GABRIELE GUZZI, ‘EUROSUICIDIO’ (FAZI,
PP. 228, 18,50 EURO)
“L’euro e l’Ue sono l’elefante nella stanza della cultura
politica italiana”, vivono in una sorta di “esilio dal
dibattito” politico e non solo, un allontanamento che evidenzia
“tutta l’immaturità della politica italiana contemporanea. La
crisi che stiamo vivendo oggi non è fortuita. Non è un incidente
della storia. È l’esito logico e coerente di scelte strutturali
compiute fin dalle origini dell’Unione europea. La causa della
crisi dell’Ue è l’Ue stessa”. È la tesi di “Eurosuicidio, come
l’Unione europea ha soffocato l’Italia e come possiamo salvarci”
dell’economista e filosofo Gabriele Guzzi, che pone interessanti
interrogativi, mettendo in evidenza come “l’adesione acritica ad
una moneta inefficiente sia la grande questione” sul tavolo, e
sottolineando allo stesso tempo come l’Italia sia stata
“danneggiata dalla moneta unica”.
I più penalizzati in questo processo sono i giovani, ma non
tanto quelli della “generazione Erasmus, quanto quelli della
generazione Maastricht”. I millennial rientrano in questa
generazione, come anche i cosiddetti boomer e “tutti quelli che
hanno sperimentato il declino economico quando avevano quaranta,
trenta o vent’anni”, spiega Guzzi, sottolineando come i “danni”
causati dall’integrazione europea post-trattato di Maastricht
sono “assolutamente intergenerazionali”.
Guzzi parla di “devastazione politico-culturale dell’Italia”,
nel tentativo di spiegare che il “problema della nostra adesione
all’Ue è che ha prodotto una strutturale carenza di domanda
aggregata: la spesa pubblica è stata contratta dall’austerità,
le esportazioni sono state danneggiate dalla fissazione di un
tasso di cambio divenuto sopravvalutato, i consumi non sono
cresciuti a causa delle politiche di flessibilizzazione del
lavoro e della crescita della disuguaglianza”. Ma allora quali
sono le prospettive future per il Vecchio Continente?
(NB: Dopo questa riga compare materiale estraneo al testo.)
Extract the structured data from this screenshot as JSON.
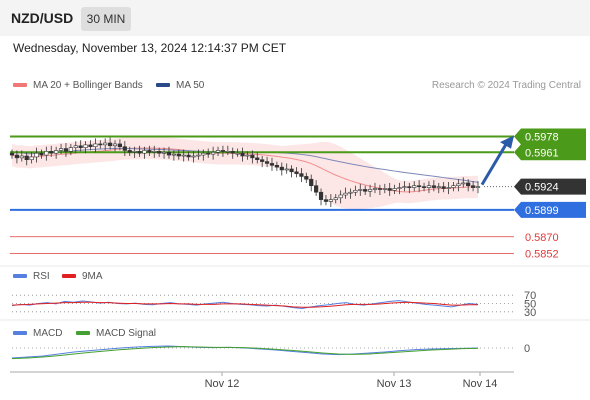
{
  "header": {
    "pair": "NZD/USD",
    "timeframe": "30 MIN"
  },
  "timestamp": "Wednesday, November 13, 2024 12:14:37 PM CET",
  "credit": "Research © 2024 Trading Central",
  "colors": {
    "ma20": "#f07878",
    "ma50": "#2c4a8a",
    "green": "#4c9a1a",
    "blue": "#2f6fdf",
    "red": "#e03a3a",
    "dark": "#333333",
    "rsi": "#5580e0",
    "macd": "#5580e0",
    "signal": "#44a030"
  },
  "legends": {
    "ma20": "MA 20 + Bollinger Bands",
    "ma50": "MA 50",
    "rsi": "RSI",
    "rsi_ma": "9MA",
    "macd": "MACD",
    "macd_signal": "MACD Signal"
  },
  "chart_data": [
    {
      "type": "candlestick",
      "title": "NZD/USD 30 MIN",
      "ylim": [
        0.5845,
        0.5985
      ],
      "x_ticks": [
        "Nov 12",
        "Nov 13",
        "Nov 14"
      ],
      "levels": [
        {
          "value": 0.5978,
          "label": "0.5978",
          "color": "green",
          "style": "box"
        },
        {
          "value": 0.5961,
          "label": "0.5961",
          "color": "green",
          "style": "box"
        },
        {
          "value": 0.5924,
          "label": "0.5924",
          "color": "dark",
          "style": "box"
        },
        {
          "value": 0.5899,
          "label": "0.5899",
          "color": "blue",
          "style": "box"
        },
        {
          "value": 0.587,
          "label": "0.5870",
          "color": "red",
          "style": "text"
        },
        {
          "value": 0.5852,
          "label": "0.5852",
          "color": "red",
          "style": "text"
        }
      ],
      "close": [
        0.5958,
        0.5955,
        0.5957,
        0.5953,
        0.5956,
        0.596,
        0.5958,
        0.5962,
        0.596,
        0.5963,
        0.5965,
        0.5962,
        0.5966,
        0.5968,
        0.5966,
        0.5969,
        0.5967,
        0.597,
        0.5969,
        0.5971,
        0.5968,
        0.597,
        0.5967,
        0.5963,
        0.5961,
        0.5962,
        0.596,
        0.5963,
        0.5961,
        0.5962,
        0.596,
        0.5961,
        0.5958,
        0.5959,
        0.5957,
        0.5958,
        0.5956,
        0.5957,
        0.5958,
        0.596,
        0.5959,
        0.5961,
        0.5963,
        0.5962,
        0.5962,
        0.596,
        0.596,
        0.5957,
        0.5958,
        0.5955,
        0.5953,
        0.5951,
        0.5949,
        0.5947,
        0.5945,
        0.5942,
        0.5943,
        0.594,
        0.5938,
        0.5935,
        0.5932,
        0.5925,
        0.5918,
        0.591,
        0.5908,
        0.591,
        0.5912,
        0.5915,
        0.5917,
        0.5918,
        0.592,
        0.5921,
        0.5919,
        0.5921,
        0.5922,
        0.5921,
        0.5922,
        0.592,
        0.5922,
        0.5923,
        0.5924,
        0.5923,
        0.5925,
        0.5924,
        0.5923,
        0.5925,
        0.5923,
        0.5924,
        0.5922,
        0.5923,
        0.5925,
        0.5927,
        0.5928,
        0.5925,
        0.5923,
        0.5924
      ]
    },
    {
      "type": "line",
      "title": "RSI",
      "ylim": [
        20,
        80
      ],
      "y_ticks": [
        "70",
        "50",
        "30"
      ],
      "series": [
        {
          "name": "RSI",
          "values": [
            45,
            48,
            46,
            50,
            52,
            49,
            55,
            53,
            56,
            54,
            51,
            53,
            50,
            49,
            51,
            48,
            47,
            50,
            52,
            49,
            48,
            46,
            49,
            51,
            53,
            50,
            48,
            47,
            45,
            44,
            46,
            43,
            40,
            38,
            42,
            45,
            47,
            50,
            52,
            48,
            46,
            49,
            52,
            55,
            57,
            54,
            51,
            48,
            46,
            44,
            42,
            46,
            50,
            48
          ]
        },
        {
          "name": "9MA",
          "values": [
            46,
            47,
            48,
            49,
            50,
            51,
            52,
            52,
            53,
            53,
            52,
            52,
            51,
            50,
            50,
            49,
            49,
            49,
            50,
            49,
            49,
            48,
            48,
            48,
            49,
            49,
            49,
            48,
            47,
            46,
            45,
            44,
            42,
            41,
            41,
            42,
            43,
            45,
            47,
            48,
            48,
            48,
            49,
            51,
            52,
            53,
            52,
            51,
            50,
            48,
            46,
            46,
            47,
            47
          ]
        }
      ]
    },
    {
      "type": "line",
      "title": "MACD",
      "y_ticks": [
        "0"
      ],
      "series": [
        {
          "name": "MACD",
          "values": [
            -0.003,
            -0.0027,
            -0.0024,
            -0.0018,
            -0.0012,
            -0.0008,
            -0.0004,
            0.0,
            0.0003,
            0.0005,
            0.0006,
            0.0004,
            0.0002,
            0.0001,
            0.0002,
            0.0,
            -0.0003,
            -0.0006,
            -0.001,
            -0.0014,
            -0.0018,
            -0.002,
            -0.0018,
            -0.0015,
            -0.0012,
            -0.0008,
            -0.0005,
            -0.0003,
            -0.0002,
            -0.0001,
            0.0
          ]
        },
        {
          "name": "MACD Signal",
          "values": [
            -0.0032,
            -0.003,
            -0.0027,
            -0.0023,
            -0.0018,
            -0.0013,
            -0.0009,
            -0.0005,
            -0.0002,
            0.0001,
            0.0003,
            0.0004,
            0.0003,
            0.0002,
            0.0002,
            0.0001,
            -0.0001,
            -0.0004,
            -0.0007,
            -0.0011,
            -0.0015,
            -0.0018,
            -0.0019,
            -0.0018,
            -0.0015,
            -0.0012,
            -0.0009,
            -0.0006,
            -0.0004,
            -0.0002,
            -0.0001
          ]
        }
      ]
    }
  ]
}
Come
rompere la gabbia? Tra le soluzioni proposte ci sarebbe quella
di accelerare l’integrazione, ovvero creando una vera unione
politica. Ma questo, al momento attuale, sembra essere una vera
e propria chimera, considerando la via intrapresa dalla Ue,
aggregazione di Stati nazionali, piuttosto che un unico grande
continente-Stato-nazione. Poi ci sarebbe una ragione più
prettamente economica. “Per completare l’Ue sono state avanzate
diverse proposte – sottolinea Guzzi -. Dotata di un pilastro
monetario, essa dovrebbe dotarsi di un pilastro fiscale: l’euro
sarebbe così finalmente sostenuto da un’autorità fiscale vera e
propria”, consolidando “almeno in parte i debiti pubblici
nazionali in un unico debito comune. Ma a tutt’oggi le reticenze
e gli egoismi tra i singoli Paesi europei, e le divergenze fra
le nazioni frugali e fra quelle meno parsimoniose sull’uso dei
fondi, sembra essere al momento il maggior ostacolo”.